Smoke rises from a raging fire on a prairie, as a lone firefighter walks just outside the flames.
A veteran firefighter walks through a blaze in Oregon. Photo by Caleb Strough, Bureau of Land Management.

5. Many BLM-managed lands serve as outdoor laboratories, allowing students to discover the ancient world through real artifacts. Forty years ago, BLM created temporary buildings to protect the Cleveland-Lloyd Dinosaur Quarry in Utah. Today the Cleveland-Lloyd Dinosaur Quarry features a state-of-the-art, sustainable building. These artifacts still enlighten students to the wonders of studying the past, and give them the foundation of geology and paleontology -- inspiring lifelong stewards of America’s public lands.  

A young girl peers down at a large footprint in the sand.
A student studies a dinosaur footprint. Photo by Bureau of Land Management.

6. Awesome recreational activities abound on BLM-managed public lands. From traditional activities like hiking, hunting, and fishing to daring adventures like mountain biking, horseback riding, whitewater rafting, hang-gliding and off-highway vehicle driving, there are so many fun activities available on public lands. Over 6,000 miles of National Scenic and Historic Trails provide wonderful connections to nature in 15 states. Experience them yourself -- find outdoor opportunities in your area

A mountain biker makes a jump on a mountainside trail surrounded by large trees.
A mountain biker clears a hill on the Sandy Ridge Trails in Oregon. Photo courtesy of Leslie Kehmeier, International Mountain Bicycling Association.

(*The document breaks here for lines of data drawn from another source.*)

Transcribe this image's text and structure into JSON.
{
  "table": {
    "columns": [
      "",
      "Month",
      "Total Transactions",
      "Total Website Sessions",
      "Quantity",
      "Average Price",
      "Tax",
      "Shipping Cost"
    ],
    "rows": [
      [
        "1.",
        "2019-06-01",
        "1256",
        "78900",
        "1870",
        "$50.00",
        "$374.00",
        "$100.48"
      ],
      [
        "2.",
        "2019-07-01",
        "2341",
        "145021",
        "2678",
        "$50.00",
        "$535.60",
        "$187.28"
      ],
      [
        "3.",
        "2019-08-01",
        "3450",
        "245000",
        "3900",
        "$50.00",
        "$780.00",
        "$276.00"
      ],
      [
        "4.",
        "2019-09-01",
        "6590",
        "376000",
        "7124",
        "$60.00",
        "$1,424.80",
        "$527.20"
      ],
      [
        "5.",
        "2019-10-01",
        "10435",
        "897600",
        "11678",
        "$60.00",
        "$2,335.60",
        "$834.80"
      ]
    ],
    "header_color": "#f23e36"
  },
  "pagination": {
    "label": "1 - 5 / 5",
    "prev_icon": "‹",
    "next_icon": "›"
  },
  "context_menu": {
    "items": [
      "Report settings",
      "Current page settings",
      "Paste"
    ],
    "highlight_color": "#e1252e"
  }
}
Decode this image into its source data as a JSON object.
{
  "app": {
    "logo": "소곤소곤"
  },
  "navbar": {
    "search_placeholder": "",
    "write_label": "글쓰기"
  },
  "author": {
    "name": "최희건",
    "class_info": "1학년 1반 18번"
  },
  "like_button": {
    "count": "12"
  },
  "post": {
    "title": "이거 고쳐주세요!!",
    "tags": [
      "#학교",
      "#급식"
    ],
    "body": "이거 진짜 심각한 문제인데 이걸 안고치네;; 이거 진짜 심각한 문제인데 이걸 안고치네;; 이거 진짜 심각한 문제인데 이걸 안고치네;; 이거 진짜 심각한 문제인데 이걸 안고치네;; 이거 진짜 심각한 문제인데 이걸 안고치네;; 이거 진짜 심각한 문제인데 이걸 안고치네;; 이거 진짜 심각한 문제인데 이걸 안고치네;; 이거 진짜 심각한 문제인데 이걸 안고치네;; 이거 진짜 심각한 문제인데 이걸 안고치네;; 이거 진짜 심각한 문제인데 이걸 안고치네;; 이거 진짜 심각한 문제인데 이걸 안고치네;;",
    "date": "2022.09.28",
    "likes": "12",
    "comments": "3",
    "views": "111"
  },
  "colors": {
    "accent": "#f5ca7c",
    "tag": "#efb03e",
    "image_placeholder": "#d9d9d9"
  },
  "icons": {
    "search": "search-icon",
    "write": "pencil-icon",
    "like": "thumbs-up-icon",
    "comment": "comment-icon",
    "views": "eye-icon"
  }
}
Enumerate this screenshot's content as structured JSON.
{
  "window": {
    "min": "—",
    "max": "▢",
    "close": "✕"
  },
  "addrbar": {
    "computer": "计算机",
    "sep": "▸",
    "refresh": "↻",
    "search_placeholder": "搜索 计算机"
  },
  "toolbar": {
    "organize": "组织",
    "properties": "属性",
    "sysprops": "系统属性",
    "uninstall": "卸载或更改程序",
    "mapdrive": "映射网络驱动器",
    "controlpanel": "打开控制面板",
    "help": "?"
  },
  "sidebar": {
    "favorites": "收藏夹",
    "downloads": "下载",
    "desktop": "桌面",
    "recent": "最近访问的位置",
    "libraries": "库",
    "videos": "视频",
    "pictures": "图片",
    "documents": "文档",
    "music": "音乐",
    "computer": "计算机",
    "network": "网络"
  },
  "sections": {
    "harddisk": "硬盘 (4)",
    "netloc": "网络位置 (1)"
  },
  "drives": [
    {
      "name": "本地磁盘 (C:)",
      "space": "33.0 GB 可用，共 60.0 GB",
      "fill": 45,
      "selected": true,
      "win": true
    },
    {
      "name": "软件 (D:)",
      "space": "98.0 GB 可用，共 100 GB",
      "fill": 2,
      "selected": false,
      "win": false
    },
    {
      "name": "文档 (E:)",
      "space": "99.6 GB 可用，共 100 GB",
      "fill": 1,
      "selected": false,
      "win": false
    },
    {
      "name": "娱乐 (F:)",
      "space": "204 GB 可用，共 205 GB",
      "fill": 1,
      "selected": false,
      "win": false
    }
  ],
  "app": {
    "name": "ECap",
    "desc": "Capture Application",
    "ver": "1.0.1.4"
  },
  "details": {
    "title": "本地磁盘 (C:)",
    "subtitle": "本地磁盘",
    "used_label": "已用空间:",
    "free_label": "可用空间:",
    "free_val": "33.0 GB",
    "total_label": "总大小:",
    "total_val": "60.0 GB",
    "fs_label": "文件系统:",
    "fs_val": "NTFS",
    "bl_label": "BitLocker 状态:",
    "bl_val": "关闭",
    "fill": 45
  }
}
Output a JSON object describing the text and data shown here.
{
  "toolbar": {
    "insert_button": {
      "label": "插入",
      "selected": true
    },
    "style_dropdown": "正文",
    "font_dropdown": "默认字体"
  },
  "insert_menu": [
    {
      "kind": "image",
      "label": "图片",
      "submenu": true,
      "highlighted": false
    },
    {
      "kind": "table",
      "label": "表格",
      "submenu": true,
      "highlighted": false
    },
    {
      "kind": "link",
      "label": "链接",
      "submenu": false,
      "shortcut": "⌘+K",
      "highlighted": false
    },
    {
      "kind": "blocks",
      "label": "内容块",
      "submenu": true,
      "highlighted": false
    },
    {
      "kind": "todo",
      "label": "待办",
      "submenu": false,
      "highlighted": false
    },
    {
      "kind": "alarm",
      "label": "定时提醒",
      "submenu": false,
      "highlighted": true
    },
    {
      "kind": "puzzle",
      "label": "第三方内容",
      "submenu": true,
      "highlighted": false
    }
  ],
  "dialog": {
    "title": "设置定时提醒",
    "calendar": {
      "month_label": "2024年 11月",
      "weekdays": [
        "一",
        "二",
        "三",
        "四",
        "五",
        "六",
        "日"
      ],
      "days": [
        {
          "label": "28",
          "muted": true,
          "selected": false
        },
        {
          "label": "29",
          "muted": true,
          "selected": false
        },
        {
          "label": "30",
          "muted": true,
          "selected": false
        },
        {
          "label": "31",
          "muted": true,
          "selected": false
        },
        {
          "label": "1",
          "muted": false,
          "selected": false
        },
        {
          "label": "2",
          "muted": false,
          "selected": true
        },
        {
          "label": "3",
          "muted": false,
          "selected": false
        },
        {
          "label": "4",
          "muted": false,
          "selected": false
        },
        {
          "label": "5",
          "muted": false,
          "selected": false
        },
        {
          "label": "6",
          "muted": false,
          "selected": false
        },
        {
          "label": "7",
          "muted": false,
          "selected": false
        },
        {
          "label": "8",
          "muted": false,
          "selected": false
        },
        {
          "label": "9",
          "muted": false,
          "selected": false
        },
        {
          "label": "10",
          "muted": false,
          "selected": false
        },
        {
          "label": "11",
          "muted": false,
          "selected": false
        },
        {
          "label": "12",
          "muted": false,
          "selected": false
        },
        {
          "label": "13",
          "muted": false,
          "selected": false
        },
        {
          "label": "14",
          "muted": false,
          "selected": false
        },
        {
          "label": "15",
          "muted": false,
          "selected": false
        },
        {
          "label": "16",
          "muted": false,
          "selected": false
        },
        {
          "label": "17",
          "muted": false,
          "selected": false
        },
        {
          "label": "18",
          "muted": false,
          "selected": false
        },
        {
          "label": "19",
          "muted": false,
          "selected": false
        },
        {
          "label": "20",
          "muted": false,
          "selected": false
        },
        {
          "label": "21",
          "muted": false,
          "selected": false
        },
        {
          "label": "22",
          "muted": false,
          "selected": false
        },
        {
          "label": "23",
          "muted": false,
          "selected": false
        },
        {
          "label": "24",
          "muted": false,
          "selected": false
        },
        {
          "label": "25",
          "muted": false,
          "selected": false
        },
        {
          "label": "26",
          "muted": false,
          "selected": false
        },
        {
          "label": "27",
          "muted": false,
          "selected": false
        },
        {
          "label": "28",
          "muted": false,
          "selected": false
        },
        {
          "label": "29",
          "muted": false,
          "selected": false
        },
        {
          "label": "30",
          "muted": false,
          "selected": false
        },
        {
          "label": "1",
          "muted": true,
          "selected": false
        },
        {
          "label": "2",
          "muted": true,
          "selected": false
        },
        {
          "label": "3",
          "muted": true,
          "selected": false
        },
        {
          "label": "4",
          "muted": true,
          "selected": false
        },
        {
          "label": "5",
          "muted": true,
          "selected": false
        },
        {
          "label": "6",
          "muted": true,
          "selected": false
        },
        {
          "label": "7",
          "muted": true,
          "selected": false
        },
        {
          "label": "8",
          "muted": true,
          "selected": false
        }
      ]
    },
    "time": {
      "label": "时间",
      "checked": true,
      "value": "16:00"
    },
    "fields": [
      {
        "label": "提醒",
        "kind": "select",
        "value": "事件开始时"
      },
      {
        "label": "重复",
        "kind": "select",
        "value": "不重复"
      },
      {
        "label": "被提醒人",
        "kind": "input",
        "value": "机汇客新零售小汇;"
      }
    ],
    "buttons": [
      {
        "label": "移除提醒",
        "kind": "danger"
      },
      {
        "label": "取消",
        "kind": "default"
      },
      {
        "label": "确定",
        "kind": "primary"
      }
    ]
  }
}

7. Public lands power American homes and businesses. BLM’s “all of the above” energy approach generates an increasing amount of energy on public lands. Over 308 million tons of coal were produced on federal land in 2018, most of it used for generating electricity. Forty percent of the country’s geothermal energy is generated on public lands. In addition to overseeing energy development on public lands, BLM also authorizes transmission and pipeline projects to carry power to growing markets in the West and Southwest.

Power lines and wind turbines tower into the sky on a rocky plain.
A view of utilities and wind turbines in the California Desert Conservation Area Photo by Bob Wick, Bureau of Land Management.

8. BLM’s grazing program helps support healthy rangelands. BLM manages livestock grazing on 155 million acres of public lands, preserving open spaces and shaping the character of the American West. Reindeer grazing across 3.8 million acres is just one of the many grazing opportunities. Learn more about BLM’s rangelands and grazing program.

A large group of sheep cover one side of a hill into the mountains.
Sheep graze on hills managed by the BLM. Photo by Bob Wick, Bureau of Land Management.

While the Bureau of Land Management may be a relatively small agency, its mission as the largest federal land manager has a huge impact on how we interact with public lands.